Publié le 22 septembre 2003

Situation paradoxale que celle de ces femmes hindoues qui ont choisi le renoncement, et qui par là ont fait preuve d’indépendance : marginales, vilipendées par les plus orthodoxes, elles apparaissent en même temps comme les meilleures défenderesses de la Tradition : leur quotidien témoigne en effet d’une observance très stricte des rites et règles de vie hindous.

« […] S’il y a aussi peu de femmes ascètes dans l’Inde, c’est que renoncer au monde est dans l’hindouisme une pratique essentiellement masculine. Celle qui se retire du monde et adopte le mode de vie particulier de l’ascète enfreint les règles d’une culture qui conçoit la femme comme épouse et lui enjoint de se consacrer entièrement au bien-être de son époux (pati–sevâ). Le modèle proposé à toutes les jeunes filles est celui de la pâti-vratâ, celle « qui a fait le voeu (d’être fidèle) è son époux ».La femme qui respecte ce strî-dharma mène dans le monde une vie religieuse marquée par l’abnégation la plus totale. […]
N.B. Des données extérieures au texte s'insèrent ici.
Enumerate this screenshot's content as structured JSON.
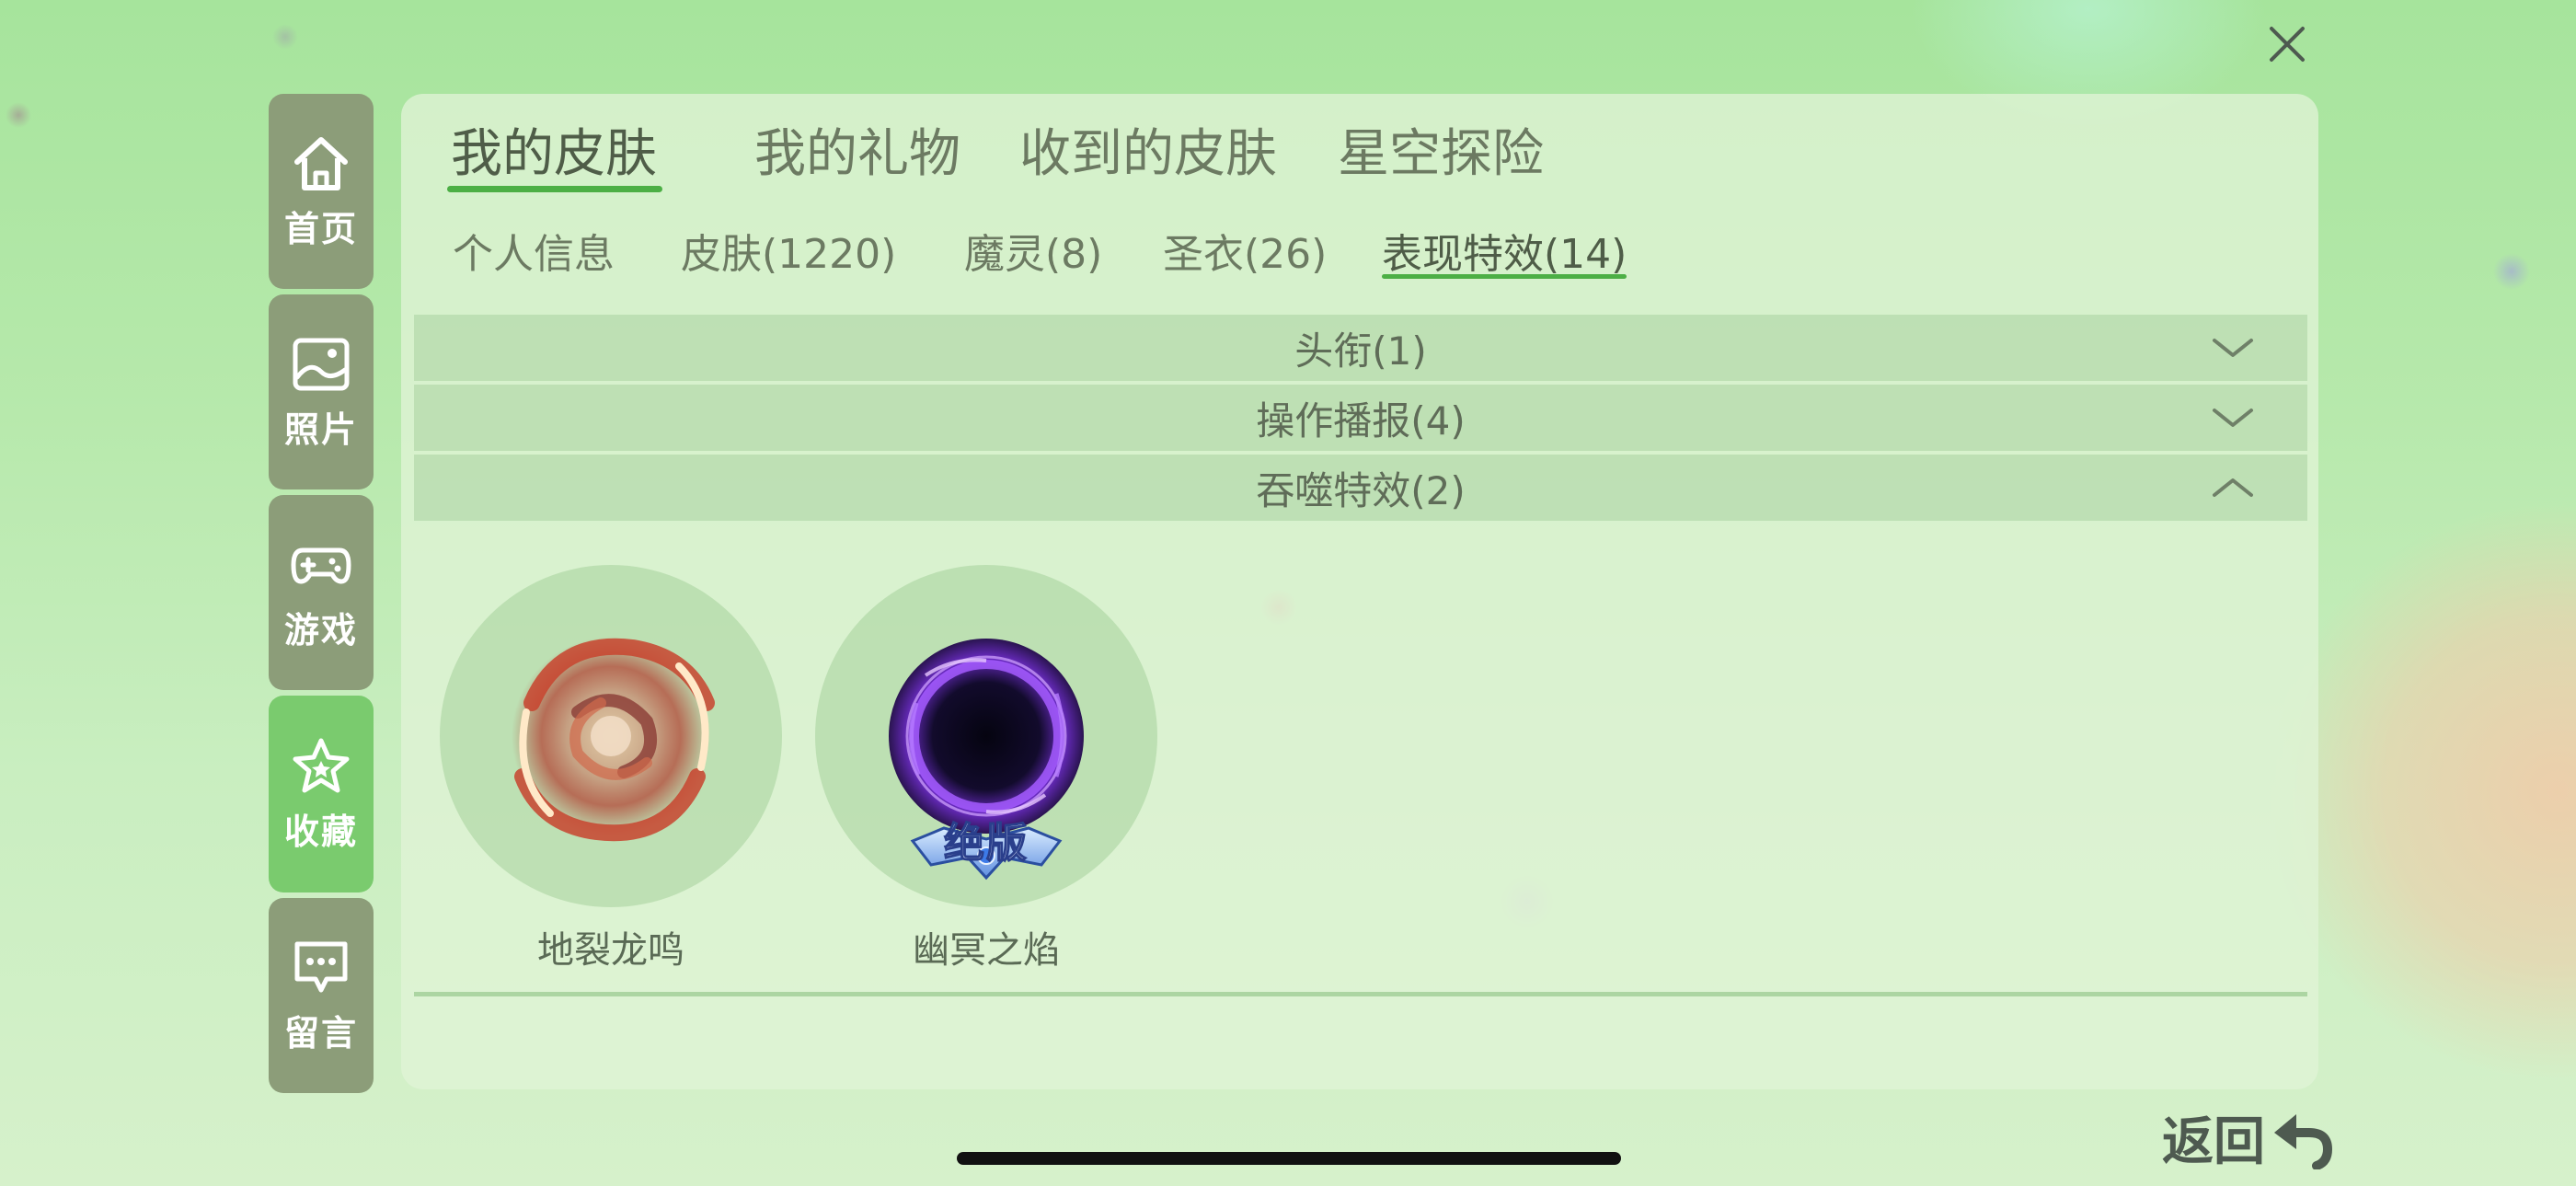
{
  "close": {
    "icon": "close-icon"
  },
  "sidebar": {
    "items": [
      {
        "label": "首页",
        "icon": "home-icon",
        "active": false
      },
      {
        "label": "照片",
        "icon": "image-icon",
        "active": false
      },
      {
        "label": "游戏",
        "icon": "gamepad-icon",
        "active": false
      },
      {
        "label": "收藏",
        "icon": "star-icon",
        "active": true
      },
      {
        "label": "留言",
        "icon": "message-icon",
        "active": false
      }
    ]
  },
  "main_tabs": [
    {
      "label": "我的皮肤",
      "active": true
    },
    {
      "label": "我的礼物",
      "active": false
    },
    {
      "label": "收到的皮肤",
      "active": false
    },
    {
      "label": "星空探险",
      "active": false
    }
  ],
  "sub_tabs": [
    {
      "label": "个人信息",
      "active": false
    },
    {
      "label": "皮肤(1220)",
      "active": false
    },
    {
      "label": "魔灵(8)",
      "active": false
    },
    {
      "label": "圣衣(26)",
      "active": false
    },
    {
      "label": "表现特效(14)",
      "active": true
    }
  ],
  "sections": [
    {
      "label": "头衔(1)",
      "expanded": false,
      "icon": "chevron-down-icon"
    },
    {
      "label": "操作播报(4)",
      "expanded": false,
      "icon": "chevron-down-icon"
    },
    {
      "label": "吞噬特效(2)",
      "expanded": true,
      "icon": "chevron-up-icon"
    }
  ],
  "effects": [
    {
      "name": "地裂龙鸣",
      "badge": ""
    },
    {
      "name": "幽冥之焰",
      "badge": "绝版"
    }
  ],
  "back": {
    "label": "返回",
    "icon": "return-arrow-icon"
  },
  "colors": {
    "accent": "#4caf45",
    "sidebar_bg": "#8c9d79",
    "sidebar_active": "#7acb6e",
    "text": "#5f6c58"
  }
}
[…] Selon la pensée indienne la plus classique, il y a ainsi deux types d’homme (dvija) -l’un vit dans le monde, l’autre hors du monde- mais un seul type de femme, l’épouse. La femme ne renonce pas au monde.

Les femmes ascètes sont donc des rebelles. Elles ne sont pas contentées de l’unique modèle de la pâti-vratâ. Elles sont sorties de la norme. Il faut s’interroger sur l’origine de ce choix excentrique. La nature profonde de l’engagement dans la vie religieuse est bien sûr une question complexe. Les femmes ascètes questionnées à ce sujet mentionnent principalement des motivations spirituelles. Elles ont renoncé au monde par amour pour leur guru, ou par amour pour Dieu, pour les servir totalement. Mais sans mettre aucunement en doute l’authenticité de leur vocation religieuse on cherchera ici un autre type de réponse en tentant de dire à quelle situation sociale ces femmes ont renoncé en « renonçant au monde ».

L’ancien modèle du renonçant, le sannyâsin, s’adresse d’abord à l’homme qui s’est acquitté de ses devoirs dans le monde, donc à l’homme marié (voir, par exemple, Manu VI 36). Le sannyâsin « régulier » est un homme séparé de sa femme. Mais, qu’elle soit célibataire ou mariée, la femme qui renonce au monde est tout aussi condamnable puisqu’elle refuse son dharma. Il y a par contre une situation qui semble précipiter une femme dans une condition marginale malgré elle, c’est le veuvage. A la différence du veuf autorisé à se remarier, la veuve (1), quel que soit son âge cesse à tout jamais d’être une grhasthâ ordinaire. […] Les femmes ascètes veuves ne sont qu’une minorité dans l’ensemble du mouvement monastique féminin, la majorité des renonçantes a opté pour son mode de vie avant ou après le mariage.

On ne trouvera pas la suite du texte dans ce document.